In the last  4 weeks:
-A beloved mentor and cheerleader, Cliff Anderson went to be with Jesus.
-As Cliff was dying, the fires in our community raged. Over 300 homes burned.
-Many were killed up the road in Aurora, CO as they waited to see Batman.
-A great friend and pastor left our church to teach at a seminary.
-Our HS mission group tried to save a man trapped under a car. He died.
-Friends of ours just lost their full-term unborn child. Her funeral is today.

Loss sucks. Literally.

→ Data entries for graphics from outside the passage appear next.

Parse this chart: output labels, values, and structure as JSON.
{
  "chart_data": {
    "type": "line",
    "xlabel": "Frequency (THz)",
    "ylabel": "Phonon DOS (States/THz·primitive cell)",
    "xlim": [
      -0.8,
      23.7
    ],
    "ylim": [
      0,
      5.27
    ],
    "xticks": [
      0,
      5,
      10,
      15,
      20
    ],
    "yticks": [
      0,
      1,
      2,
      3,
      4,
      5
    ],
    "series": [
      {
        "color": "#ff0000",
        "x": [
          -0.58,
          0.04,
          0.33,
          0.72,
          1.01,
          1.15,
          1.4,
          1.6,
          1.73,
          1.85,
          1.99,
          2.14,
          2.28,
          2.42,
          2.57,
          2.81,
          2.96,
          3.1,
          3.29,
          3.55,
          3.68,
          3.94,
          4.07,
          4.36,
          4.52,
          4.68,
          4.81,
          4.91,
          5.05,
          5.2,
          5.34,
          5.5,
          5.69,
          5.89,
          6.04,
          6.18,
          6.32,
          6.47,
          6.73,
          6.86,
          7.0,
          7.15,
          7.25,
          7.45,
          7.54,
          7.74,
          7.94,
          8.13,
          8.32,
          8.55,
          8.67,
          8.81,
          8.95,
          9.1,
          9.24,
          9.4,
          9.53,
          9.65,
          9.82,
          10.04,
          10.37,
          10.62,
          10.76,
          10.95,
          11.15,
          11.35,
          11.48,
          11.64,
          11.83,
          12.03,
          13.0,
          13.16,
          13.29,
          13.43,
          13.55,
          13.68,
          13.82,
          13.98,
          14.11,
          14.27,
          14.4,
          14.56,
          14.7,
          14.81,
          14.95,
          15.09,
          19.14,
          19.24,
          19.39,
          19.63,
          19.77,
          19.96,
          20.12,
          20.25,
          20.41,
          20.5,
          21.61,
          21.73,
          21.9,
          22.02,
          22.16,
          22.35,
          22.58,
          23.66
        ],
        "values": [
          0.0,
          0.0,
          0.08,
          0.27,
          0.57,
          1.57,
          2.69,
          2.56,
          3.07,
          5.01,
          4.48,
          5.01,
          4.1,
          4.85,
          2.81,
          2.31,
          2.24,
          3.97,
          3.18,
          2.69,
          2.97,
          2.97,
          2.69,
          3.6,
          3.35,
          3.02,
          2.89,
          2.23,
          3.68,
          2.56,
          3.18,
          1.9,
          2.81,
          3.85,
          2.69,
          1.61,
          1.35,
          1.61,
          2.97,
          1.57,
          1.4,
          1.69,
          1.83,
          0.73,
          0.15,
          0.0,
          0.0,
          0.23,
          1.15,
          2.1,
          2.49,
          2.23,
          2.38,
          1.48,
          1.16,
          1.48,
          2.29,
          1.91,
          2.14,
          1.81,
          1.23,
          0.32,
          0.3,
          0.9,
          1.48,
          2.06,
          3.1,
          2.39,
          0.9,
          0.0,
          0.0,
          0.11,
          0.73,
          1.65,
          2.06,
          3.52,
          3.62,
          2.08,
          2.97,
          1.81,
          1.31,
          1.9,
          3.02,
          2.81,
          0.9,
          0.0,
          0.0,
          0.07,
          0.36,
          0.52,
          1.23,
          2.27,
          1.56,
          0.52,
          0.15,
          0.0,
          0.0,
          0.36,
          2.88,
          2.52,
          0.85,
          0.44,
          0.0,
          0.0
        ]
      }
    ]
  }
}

It takes something away from us and we often scramble to deal with
that which is no longer with us.

I’m not the greatest griever in the world. I generally keep really busy to numb the emotions. And then in a few months, like it always happens, I break down. This is generally the time when I begin to see the heart of God. I see the same Jesus that Mary and Martha saw. The one who sobbed over the loss of his friend Lazarus. Jesus thinks loss sucks as well, but..

I’m beginning to realize that Jesus sees loss as gain as well. In the midst of tragedy, I have noticed new blooms popping up here and there in our community. I have processed all of the tragedies above with those in my community, and we see sprouts of life after death. These sprouts of life do not cover up the very real pain of loss, they just offer you and I hope in the middle of loss.